The going down was the hardest part of the whole day. The gale force wind was now in our faces (& I got some frostbite to show for it!). The scarpas (the plastic snow-boots) were eating into my shins & I couldn't take any painkillers because I hadn't eaten anything since that morning 3-ish. (My shins are still sensitive at those spots & it's now almost six months after that day!) As we went lower, the snow became slushy & the crampons (even with anti-snow-collecting-plates beneath them) collected snow underneath, so that it became a balancing act to stay on top of them. Every five steps you had to stop to remove the snow. Later we removed the crampons & tried to slide-ski down, but that made the boots eat even more into my shins. It might be a design-thing: Tanya had the same boots and the same problem, but none of the guys with those boots had any problems at all. Elsie used Scarpas on Aconcagua and arranged other boots for this mountain; she was fine. I'll definitely get different shoes if I do something similar again.
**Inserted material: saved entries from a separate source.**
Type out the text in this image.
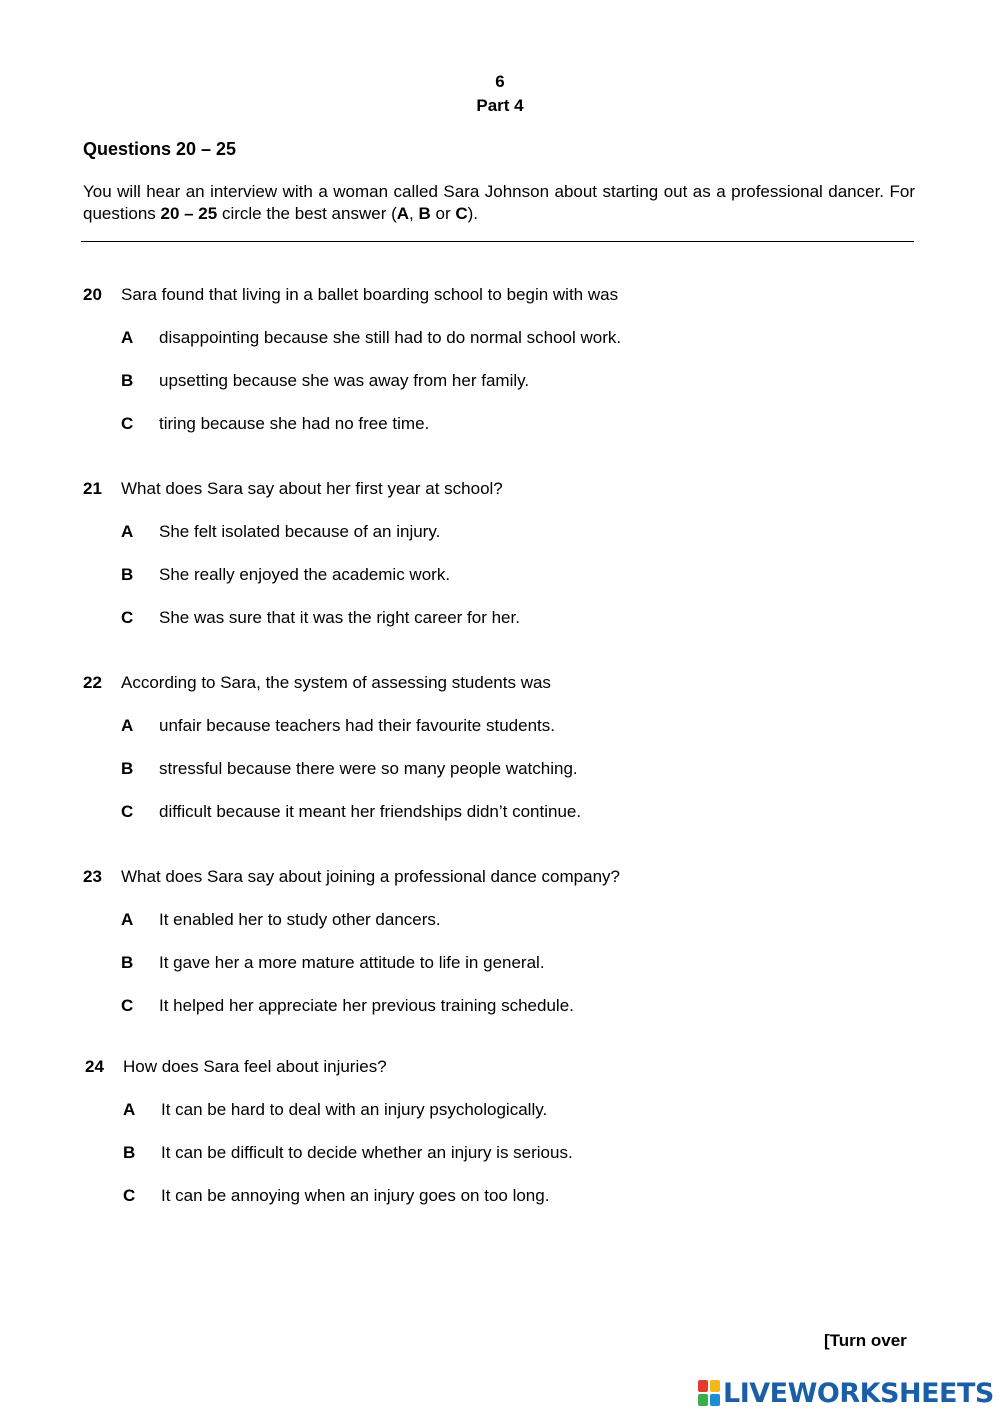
6
Part 4
Questions 20 – 25
You will hear an interview with a woman called Sara Johnson about starting out as a professional dancer. For questions 20 – 25 circle the best answer (A, B or C).
20 Sara found that living in a ballet boarding school to begin with was
A disappointing because she still had to do normal school work.
B upsetting because she was away from her family.
C tiring because she had no free time.
21 What does Sara say about her first year at school?
A She felt isolated because of an injury.
B She really enjoyed the academic work.
C She was sure that it was the right career for her.
22 According to Sara, the system of assessing students was
A unfair because teachers had their favourite students.
B stressful because there were so many people watching.
C difficult because it meant her friendships didn’t continue.
23 What does Sara say about joining a professional dance company?
A It enabled her to study other dancers.
B It gave her a more mature attitude to life in general.
C It helped her appreciate her previous training schedule.
24 How does Sara feel about injuries?
A It can be hard to deal with an injury psychologically.
B It can be difficult to decide whether an injury is serious.
C It can be annoying when an injury goes on too long.
[Turn over
LIVEWORKSHEETS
We arrived back at the blue hut by 5-ish. Lower down visibility was much better –just as well, 'cause you can easily miss the hut. Erik (who turned around early that morning) missed the hut & only realised it once he was far below it. That last 100 metres to the hut was the longest 100 metres I've EVER done. And tea never tasted so good!! That evening we discussed if we were gonna try again the next day – we had an extra day on the mountain available. But I just couldn't face coming down with those boots again, and I guess everyone was tired – so the next day we went down to the ski lifts & back to our hotel for a hot shower, chilli vodka & Russian beer. Bliss! The next day was a beautiful clear sunny day; the summit clearly visible.
There are more stories – about the flight from Moscow to Mineralyevode-airport, the airport itself, the bus-trip to and from the mountain, St Pete, Moscow … will write them later!